THE SECRETARY OF STATE (Mr. MATTHEWS) (Birmingham, E.)

I have made inquiry into this matter, and am informed by the Commissioners of Police that the police, having received information of circumstances which would probably result in the girl being charged with child murder, the Inspector in charge of the case gave directions for her arrest. The police were afraid the girl might commit suicide or escape, and therefore they felt it their duty to lose no time in arresting her. She was dressed when the officers went to the house, and denied that she was ill or had had a child. She was taken in a cab to the station, though she expressed her willingness to walk. She consented to the surgeon's examination, which was conducted in the presence of a female searcher. She then admitted that she had had a child, and was at once sent to the infirmary. Neither the girl herself nor any of her relatives have made any complaint as to her treatment. The examination of the girl might certainly have been postponed till the morning; and I have so informed the divisional surgeon; but the police thought that they would not be justified in detaining her in the face of her denials unless the fact of her recent delivery were established.

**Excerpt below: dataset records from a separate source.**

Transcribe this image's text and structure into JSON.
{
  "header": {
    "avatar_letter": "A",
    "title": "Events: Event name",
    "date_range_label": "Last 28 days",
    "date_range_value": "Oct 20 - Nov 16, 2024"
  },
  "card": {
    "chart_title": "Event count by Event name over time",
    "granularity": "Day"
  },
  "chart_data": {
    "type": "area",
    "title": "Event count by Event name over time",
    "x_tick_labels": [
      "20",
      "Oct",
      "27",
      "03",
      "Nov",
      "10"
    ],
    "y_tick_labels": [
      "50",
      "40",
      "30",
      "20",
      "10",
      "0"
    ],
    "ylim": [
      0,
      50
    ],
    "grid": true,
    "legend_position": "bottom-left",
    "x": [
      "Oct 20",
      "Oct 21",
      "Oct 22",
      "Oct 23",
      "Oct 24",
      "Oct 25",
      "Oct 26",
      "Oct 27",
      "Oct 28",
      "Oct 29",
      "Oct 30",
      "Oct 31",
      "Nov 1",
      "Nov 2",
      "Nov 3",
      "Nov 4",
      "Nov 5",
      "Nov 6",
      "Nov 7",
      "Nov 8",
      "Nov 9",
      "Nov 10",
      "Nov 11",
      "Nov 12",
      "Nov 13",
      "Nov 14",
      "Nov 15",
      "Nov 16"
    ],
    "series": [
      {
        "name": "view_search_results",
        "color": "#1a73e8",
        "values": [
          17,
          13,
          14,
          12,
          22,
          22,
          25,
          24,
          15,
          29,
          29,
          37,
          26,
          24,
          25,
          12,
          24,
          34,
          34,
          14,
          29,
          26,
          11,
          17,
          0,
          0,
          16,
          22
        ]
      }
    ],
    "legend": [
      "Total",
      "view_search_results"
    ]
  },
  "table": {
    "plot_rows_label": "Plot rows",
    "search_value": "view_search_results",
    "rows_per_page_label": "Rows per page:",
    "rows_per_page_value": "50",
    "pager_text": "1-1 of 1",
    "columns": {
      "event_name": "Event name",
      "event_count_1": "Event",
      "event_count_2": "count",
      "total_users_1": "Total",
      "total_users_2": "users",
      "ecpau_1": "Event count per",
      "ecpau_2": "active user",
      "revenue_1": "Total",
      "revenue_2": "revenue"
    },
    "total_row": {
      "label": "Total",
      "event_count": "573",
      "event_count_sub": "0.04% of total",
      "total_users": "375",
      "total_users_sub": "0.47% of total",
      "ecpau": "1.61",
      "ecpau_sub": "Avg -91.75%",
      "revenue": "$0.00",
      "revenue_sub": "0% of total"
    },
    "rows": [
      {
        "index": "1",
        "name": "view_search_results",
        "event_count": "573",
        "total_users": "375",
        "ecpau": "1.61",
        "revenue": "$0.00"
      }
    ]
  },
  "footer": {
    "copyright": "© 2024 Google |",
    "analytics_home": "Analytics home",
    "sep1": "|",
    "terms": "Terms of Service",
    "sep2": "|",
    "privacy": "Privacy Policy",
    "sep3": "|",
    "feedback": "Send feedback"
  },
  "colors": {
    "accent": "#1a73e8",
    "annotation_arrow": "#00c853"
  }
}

MR. T. P. O'CONNOR (Liverpool, Scotland)

asked, whether it would not have been more desirable that the surgeon should have been brought to the girl, so that the examination might have been made before she was removed at all?

MR. MATTHEWS

said, that if the result could have been foreseen no doubt it would have been the better course. The officer engaged was a man of experience, who could not be suspected of personal ill-treatment; and in difficult circumstances he only acted upon the denials that the girl made. If she had admitted the truth, no doubt, the officer would have acted differently.